Temple of the Winds (8/10) - Might have been a 7 due to certain predictable factors, had it not been for the INSANE emotional gutpunch toward the end, followed by a well-deserved happy ending.
Soul of the Fire (5/10) - Boring antagonists, uninvolving conflict, downer conclusion.
Faith of the Fallen (8/10) - Shines despite starting in on the Randian overload.
The Pillars of Creation (6/10) - Takes a bold creative direction from which it ultimately suffers. How bold? Richard and Kahlan don't even appear until the tail end of the book.
Naked Empire (4/10) - Again, boring antagonists, plus annoying protagonists. Basically a hate letter to pacifists. Goodkind might as well have called it "Lecturing to Idiots".
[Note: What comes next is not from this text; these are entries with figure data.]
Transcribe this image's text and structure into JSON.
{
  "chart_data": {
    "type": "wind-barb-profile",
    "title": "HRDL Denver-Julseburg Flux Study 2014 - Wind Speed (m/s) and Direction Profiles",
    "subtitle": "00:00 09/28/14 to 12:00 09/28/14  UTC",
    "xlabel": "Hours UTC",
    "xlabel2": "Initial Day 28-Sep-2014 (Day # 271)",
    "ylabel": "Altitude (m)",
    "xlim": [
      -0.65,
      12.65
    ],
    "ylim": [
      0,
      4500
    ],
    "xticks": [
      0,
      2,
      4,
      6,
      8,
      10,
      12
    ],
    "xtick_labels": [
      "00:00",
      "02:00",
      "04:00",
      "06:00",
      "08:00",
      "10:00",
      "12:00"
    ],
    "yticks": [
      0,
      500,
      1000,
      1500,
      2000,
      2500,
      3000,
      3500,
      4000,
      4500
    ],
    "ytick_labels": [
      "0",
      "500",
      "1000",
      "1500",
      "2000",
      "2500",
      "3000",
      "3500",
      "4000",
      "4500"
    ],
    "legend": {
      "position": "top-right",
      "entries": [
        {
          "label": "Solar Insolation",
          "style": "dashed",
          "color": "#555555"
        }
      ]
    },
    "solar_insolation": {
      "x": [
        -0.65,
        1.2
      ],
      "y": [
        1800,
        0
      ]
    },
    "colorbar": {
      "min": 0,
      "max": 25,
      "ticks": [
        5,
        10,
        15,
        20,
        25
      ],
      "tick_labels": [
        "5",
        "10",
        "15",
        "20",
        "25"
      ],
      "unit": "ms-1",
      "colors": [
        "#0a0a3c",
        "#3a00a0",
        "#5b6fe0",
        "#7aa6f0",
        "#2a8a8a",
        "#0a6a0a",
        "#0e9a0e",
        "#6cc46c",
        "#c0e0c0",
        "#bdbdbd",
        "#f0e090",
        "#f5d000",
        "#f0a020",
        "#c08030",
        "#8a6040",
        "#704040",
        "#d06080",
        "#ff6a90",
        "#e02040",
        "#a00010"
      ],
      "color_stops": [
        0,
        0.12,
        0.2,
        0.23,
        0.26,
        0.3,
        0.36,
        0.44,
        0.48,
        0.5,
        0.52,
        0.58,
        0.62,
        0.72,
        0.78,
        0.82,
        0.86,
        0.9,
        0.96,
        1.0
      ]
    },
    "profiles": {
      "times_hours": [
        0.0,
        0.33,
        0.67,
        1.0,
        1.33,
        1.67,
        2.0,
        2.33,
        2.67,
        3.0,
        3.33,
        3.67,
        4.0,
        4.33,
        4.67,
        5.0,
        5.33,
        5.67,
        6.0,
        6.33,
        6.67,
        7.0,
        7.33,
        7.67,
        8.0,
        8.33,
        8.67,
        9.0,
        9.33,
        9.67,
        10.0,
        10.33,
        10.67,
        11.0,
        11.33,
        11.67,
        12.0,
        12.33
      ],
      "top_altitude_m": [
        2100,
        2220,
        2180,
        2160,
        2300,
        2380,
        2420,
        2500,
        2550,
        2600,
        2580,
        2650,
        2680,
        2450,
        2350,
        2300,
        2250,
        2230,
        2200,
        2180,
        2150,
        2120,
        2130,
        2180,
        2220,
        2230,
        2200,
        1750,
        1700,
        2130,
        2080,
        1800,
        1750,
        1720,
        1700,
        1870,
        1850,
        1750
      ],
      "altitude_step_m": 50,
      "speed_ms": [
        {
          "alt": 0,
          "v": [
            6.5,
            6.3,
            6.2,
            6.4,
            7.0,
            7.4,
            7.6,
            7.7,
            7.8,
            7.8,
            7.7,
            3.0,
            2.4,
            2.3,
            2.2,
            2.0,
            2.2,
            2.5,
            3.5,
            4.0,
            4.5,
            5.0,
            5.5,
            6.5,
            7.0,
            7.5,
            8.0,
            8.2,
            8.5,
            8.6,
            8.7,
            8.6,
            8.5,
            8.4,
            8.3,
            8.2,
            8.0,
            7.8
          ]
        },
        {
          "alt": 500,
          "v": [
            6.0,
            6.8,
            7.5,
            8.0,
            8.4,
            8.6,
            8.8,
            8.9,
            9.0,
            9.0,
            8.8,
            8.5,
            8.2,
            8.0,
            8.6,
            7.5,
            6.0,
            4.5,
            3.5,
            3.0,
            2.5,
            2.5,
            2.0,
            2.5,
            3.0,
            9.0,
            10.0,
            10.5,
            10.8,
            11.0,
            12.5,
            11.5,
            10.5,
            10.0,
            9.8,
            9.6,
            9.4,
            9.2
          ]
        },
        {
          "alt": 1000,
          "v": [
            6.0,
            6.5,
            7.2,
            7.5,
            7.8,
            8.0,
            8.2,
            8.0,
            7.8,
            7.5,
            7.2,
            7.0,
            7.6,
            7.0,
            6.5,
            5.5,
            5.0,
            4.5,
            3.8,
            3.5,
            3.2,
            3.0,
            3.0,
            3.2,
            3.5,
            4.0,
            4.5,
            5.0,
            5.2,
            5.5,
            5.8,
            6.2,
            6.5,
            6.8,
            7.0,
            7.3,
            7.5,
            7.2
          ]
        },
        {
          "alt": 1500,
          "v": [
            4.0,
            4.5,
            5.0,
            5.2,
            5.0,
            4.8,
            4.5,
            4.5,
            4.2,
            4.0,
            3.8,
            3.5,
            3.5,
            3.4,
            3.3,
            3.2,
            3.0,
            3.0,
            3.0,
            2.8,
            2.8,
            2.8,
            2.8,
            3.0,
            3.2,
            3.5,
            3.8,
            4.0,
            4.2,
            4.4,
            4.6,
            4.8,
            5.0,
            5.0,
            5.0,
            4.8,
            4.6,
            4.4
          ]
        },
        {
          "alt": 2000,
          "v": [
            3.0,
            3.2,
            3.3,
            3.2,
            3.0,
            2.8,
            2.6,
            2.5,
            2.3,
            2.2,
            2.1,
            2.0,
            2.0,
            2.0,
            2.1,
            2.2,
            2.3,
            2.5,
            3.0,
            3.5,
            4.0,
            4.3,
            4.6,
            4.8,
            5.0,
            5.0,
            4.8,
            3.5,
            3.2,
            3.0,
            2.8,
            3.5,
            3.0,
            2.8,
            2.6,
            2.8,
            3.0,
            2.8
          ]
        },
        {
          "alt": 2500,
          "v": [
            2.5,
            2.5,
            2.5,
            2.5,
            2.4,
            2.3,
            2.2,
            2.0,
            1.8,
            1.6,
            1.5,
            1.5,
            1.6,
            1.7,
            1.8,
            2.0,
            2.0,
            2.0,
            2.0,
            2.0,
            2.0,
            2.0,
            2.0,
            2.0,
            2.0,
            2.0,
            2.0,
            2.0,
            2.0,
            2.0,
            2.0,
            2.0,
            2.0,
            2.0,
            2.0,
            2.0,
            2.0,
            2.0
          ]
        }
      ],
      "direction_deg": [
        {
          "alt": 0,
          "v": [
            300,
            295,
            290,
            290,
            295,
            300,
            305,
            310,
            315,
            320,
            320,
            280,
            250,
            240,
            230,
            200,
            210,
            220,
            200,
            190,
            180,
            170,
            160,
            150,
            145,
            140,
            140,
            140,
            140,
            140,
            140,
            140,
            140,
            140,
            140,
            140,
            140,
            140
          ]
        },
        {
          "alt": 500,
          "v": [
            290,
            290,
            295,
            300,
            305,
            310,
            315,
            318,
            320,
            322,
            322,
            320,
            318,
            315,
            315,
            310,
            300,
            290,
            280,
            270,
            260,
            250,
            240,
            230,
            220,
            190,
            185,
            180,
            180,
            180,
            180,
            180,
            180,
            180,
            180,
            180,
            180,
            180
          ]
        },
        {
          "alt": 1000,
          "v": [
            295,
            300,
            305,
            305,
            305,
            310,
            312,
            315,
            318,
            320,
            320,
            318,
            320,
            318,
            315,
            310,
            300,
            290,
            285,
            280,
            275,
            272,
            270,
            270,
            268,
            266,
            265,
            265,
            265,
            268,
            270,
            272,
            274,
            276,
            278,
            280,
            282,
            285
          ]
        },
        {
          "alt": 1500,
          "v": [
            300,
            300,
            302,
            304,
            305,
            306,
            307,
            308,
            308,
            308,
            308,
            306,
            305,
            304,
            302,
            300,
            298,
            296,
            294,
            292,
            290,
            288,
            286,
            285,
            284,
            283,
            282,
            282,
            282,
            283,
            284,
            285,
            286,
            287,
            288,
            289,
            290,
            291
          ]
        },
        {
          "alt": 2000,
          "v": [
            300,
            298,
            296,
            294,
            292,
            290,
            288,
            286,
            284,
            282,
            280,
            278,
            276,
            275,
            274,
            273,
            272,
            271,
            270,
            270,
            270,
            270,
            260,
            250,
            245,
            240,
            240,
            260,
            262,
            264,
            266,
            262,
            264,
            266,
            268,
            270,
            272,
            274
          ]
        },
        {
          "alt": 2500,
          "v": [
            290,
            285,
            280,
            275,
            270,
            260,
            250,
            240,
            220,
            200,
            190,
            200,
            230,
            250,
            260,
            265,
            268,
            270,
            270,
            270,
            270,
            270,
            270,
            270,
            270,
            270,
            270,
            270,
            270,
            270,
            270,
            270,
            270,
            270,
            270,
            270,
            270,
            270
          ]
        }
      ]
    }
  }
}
Debt of Bones (7/10) - A brief 100-page novella detailing some backstory that doesn't bring a whole lot to the proceedings, but does shed a bit of light on a major character's past.
Chainfire/Phantom/Confessor (7/10) - All over the place, representing all the highs of the first half and the lows of the second. Makes a valiant attempt to tie the whole series together and bring it full circle, but does so in highly convoluted fashion with a letdown of a resolution.
There is actually one additional book in the series, 2011's The Omen Machine, but given the conclusion of Confessor, which really does end the story arc of the series beginning with Wizard's First Rule, and the overall decline in quality starting with The Pillars of Creation, I felt no pressing need to push on.
All this said, the first half of the series is really where it's at. Wizard's First Rule and its immediate sequel Stone of Tears are two of the most satisfying reading experiences of my adult life, no matter that Terry Goodkind's storytelling is about as subtle as it is original (one recurring character in particular might as well have been named Gollum for all the similarities he bears), and I would love - LOVE - to see at least the first two books properly adapted to film.